15                        Philbrick’s equal protection argument is equally without merit.  The implication of this argument is that Philbrick’s case was dismissed or he was somehow treated differently because of his status as a member of the Crow Creek Sioux Tribe.  The record is absolutely devoid of any such evidence.  In fact, there doesn’t appear to be any mention of Philbrick’s race anywhere in the record; the only mention of Philbrick’s race is in his own brief.  He has presented no evidence that a person of another race would have been treated differently.

16                        The Schroekenthalers seek costs and attorneys fees pursuant to Wis. Stat. § 809.25(3) claiming they were required to defend a frivolous appeal.  We agree.  Wis. Stat. § 809.25(3) permits recovery of costs and reasonable attorneys fees by respondents forced to defend against a frivolous appeal.  The statute provides in relevant part:

(c)          In order to find an appeal or cross-appeal to be frivolous under par. (a), the court must find one or more of the following:

1.      The appeal or cross-appeal was filed, used or continued in bad faith, solely for purposes of harassing or maliciously injuring another.

2.      The party or the party’s attorney knew, or should have known, that the appeal or cross-appeal was without any reasonable basis in law or equity and could not be supported by a good faith argument for an extension, modification or reversal of existing law.

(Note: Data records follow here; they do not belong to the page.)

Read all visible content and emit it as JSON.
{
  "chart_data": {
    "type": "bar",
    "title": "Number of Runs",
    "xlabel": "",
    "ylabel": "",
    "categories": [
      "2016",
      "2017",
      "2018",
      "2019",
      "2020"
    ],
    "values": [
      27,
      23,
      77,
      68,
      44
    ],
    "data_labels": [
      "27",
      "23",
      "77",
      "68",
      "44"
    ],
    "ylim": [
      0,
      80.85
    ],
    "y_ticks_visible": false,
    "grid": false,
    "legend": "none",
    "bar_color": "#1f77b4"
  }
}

Subsection (c)2. applies here. 

17                        Before the trial court, Philbrick waived the majority of his arguments by stipulating to the dismissal of both claims.  The case was essentially settled, yet Philbrick persisted in trying to litigate this case although he should have known there was no reasonable basis in law or equity that could be supported by a good faith argument that he was entitled to reopen and have the case tried.  He tried to reopen the case before the court commissioner and the trial court and was summarily rejected because the case was settled.  Philbrick was informed in the clearest way that his attempts to further litigate this case were completely without merit.  There is nothing in his arguments that could reasonably be construed as seeking an extension, modification or reversal of existing law.  Had Philbrick properly researched the law and had he considered the basis upon which his motions to reopen were denied, this appeal would have been avoided and the Schroekenthalers would not have been required to expend their resources to defend against a patently frivolous appeal. 

18                        In sum, Philbrick waived the majority of his arguments by virtue of his stipulation to the dismissal of both claims.  The circuit court properly exercised its discretion in declining to reopen the small claims action.  We therefore affirm the order of the circuit court.  Furthermore, we conclude this appeal is frivolous and remand to the circuit court to determine costs and reasonable attorneys fees to be awarded to the Schroekenthalers. 

            By the Court.—Orders affirmed and cause remanded with directions. 

            This opinion will not be published.  See Wis. Stat. Rule 809.23(1)(b)4.

 


 



[1]  This appeal is decided by one judge pursuant to Wis. Stat. § 752.31(2)(a).  All references to the Wisconsin Statutes are to the 2001-02 version unless otherwise noted.

[2]  The record indicates that Philbrick failed to appear at the original October 11, 2002 return date on the eviction action and a default judgment was entered against him for this non-appearance.  On October 17, 2002, Philbrick filed a motion to reopen the small claims judgment based upon mistake.  This motion to reopen was granted on November 4, 2002.